Input: ([[1, 1, 0], [1], [0, 1, 1]])
Expected Output: [(0, 0, 1, 1), (2, 1, 2, 2)]
Explanation: The missing cell at row 1, col 1 breaks what would otherwise look connected in a rectangular grid.
Input: ([])
Expected Output: []
Explanation: Edge case: empty grid.
Input: ([[0], [], [1]])
Expected Output: [(2, 0, 2, 0)]
Explanation: Only one house exists.
Hints
- Treat each existing `1` cell as a graph node and run DFS or BFS over valid neighbors only.
- While exploring one component, keep track of min/max row and column indices.
Part 4: Compute the Maximum Transfer Time in a Network
Constraints
- 1 <= n <= 2000
- 0 <= len(edges) <= 5000
- 0 <= u, v < n
- The graph is connected
Examples
Input: (4, [(0, 1), (1, 2), (2, 3)])
Expected Output: 3
Explanation: A simple path of length 3 has diameter 3.
Input: (5, [(0, 1), (1, 2), (2, 3), (3, 0), (1, 4)])
Expected Output: 3
Explanation: The farthest pair is server 4 and server 3, at distance 3.
Input: (1, [])
Expected Output: 0
Explanation: Edge case: a single server has diameter 0.
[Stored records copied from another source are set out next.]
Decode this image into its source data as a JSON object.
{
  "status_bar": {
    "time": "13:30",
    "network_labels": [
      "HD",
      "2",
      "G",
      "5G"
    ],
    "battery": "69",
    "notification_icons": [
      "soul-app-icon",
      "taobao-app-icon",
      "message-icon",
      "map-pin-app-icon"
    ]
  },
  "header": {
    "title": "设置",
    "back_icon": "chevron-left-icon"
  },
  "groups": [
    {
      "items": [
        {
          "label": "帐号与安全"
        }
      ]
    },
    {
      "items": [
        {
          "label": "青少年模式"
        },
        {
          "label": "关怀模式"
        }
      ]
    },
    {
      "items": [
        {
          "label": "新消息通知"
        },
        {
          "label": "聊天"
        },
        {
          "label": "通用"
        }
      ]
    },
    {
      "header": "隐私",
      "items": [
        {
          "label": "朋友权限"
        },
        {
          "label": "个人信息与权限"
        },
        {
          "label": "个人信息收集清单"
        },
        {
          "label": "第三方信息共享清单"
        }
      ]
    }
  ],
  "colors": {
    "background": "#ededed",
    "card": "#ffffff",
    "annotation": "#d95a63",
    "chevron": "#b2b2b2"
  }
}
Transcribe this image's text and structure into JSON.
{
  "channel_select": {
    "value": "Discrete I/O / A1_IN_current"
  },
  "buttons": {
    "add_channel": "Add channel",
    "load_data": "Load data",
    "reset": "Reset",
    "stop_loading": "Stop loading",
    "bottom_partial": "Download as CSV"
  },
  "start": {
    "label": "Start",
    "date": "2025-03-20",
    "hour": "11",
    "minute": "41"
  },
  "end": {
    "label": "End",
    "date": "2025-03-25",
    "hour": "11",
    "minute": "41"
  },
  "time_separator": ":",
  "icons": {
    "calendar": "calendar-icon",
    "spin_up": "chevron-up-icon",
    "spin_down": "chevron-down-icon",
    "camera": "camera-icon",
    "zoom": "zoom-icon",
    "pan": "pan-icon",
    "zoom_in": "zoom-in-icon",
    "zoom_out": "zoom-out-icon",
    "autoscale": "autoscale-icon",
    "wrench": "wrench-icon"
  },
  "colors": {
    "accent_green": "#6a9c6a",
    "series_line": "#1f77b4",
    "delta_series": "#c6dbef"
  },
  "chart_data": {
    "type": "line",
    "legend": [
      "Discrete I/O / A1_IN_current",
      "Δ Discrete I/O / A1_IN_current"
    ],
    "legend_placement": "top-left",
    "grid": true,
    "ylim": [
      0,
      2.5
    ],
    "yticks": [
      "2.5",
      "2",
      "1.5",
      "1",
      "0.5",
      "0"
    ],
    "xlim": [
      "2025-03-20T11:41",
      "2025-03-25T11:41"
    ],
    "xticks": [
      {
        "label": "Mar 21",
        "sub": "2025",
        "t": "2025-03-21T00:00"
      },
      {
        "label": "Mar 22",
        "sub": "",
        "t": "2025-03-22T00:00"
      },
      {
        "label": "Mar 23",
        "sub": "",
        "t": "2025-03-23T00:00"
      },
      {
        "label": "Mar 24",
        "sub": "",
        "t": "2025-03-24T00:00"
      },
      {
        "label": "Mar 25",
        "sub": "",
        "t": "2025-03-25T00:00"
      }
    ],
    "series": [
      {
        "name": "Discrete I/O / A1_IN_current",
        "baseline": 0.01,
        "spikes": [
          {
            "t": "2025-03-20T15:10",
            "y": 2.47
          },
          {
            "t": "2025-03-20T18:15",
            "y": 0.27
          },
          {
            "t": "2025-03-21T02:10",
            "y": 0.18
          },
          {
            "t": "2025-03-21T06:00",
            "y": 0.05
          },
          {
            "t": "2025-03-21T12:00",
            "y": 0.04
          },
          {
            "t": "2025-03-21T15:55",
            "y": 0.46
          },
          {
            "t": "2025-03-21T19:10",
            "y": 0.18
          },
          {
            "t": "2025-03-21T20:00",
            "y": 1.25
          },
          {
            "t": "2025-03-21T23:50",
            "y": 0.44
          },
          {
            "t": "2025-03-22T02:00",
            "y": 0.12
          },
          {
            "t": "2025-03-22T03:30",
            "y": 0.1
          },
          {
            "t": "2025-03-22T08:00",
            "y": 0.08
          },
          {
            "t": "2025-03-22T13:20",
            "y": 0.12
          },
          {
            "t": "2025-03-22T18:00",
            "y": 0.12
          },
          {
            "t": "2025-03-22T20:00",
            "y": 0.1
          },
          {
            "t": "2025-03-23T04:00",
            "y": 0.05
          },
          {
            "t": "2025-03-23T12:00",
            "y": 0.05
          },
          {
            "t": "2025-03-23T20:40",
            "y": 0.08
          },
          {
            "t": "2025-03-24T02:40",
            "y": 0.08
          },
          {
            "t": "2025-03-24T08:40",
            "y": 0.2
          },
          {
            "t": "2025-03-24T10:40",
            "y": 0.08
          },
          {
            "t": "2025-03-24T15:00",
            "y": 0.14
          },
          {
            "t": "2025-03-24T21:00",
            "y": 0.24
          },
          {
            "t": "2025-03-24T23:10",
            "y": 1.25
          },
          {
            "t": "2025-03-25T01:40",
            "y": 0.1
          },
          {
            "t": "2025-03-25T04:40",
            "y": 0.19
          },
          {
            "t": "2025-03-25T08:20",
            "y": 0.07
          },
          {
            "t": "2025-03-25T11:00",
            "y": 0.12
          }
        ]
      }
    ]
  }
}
Input: (5, [(0, 1), (0, 2), (0, 3), (0, 4)])
Expected Output: 2
Explanation: In a star, the distance between any two leaves is 2.
Hints
- In an unweighted graph, shortest paths from a source can be found with BFS.
- For a general graph, computing the diameter exactly can be done by running BFS from every node.
Part 5: Maintain the Median of a Data Stream
Constraints
- 1 <= len(operations) <= 200000
- Values inserted by `add` are integers
- Every `median` operation occurs only after at least one `add`
Examples
Input: ([('add', 1), ('median', None), ('add', 2), ('median', None), ('add', 3), ('median', None)])
Expected Output: [1.0, 1.5, 2.0]
Explanation: The medians after the three queries are 1, then (1+2)/2, then 2.
Input: ([('add', 5), ('add', 15), ('add', 1), ('add', 3), ('median', None)])
Expected Output: [4.0]
Explanation: Sorted values are [1, 3, 5, 15], so the median is (3 + 5) / 2.
Input: ([('add', 7), ('median', None)])
Expected Output: [7.0]
Explanation: Edge case: only one value has been inserted.
Input: ([('add', -1), ('add', -2), ('median', None), ('add', -3), ('median', None)])
Expected Output: [-1.5, -2.0]
Explanation: After two values the median is -1.5; after three values it is -2.
Hints
- Keep the smaller half of the numbers in a max-heap and the larger half in a min-heap.
- After every insertion, rebalance so the heaps differ in size by at most 1.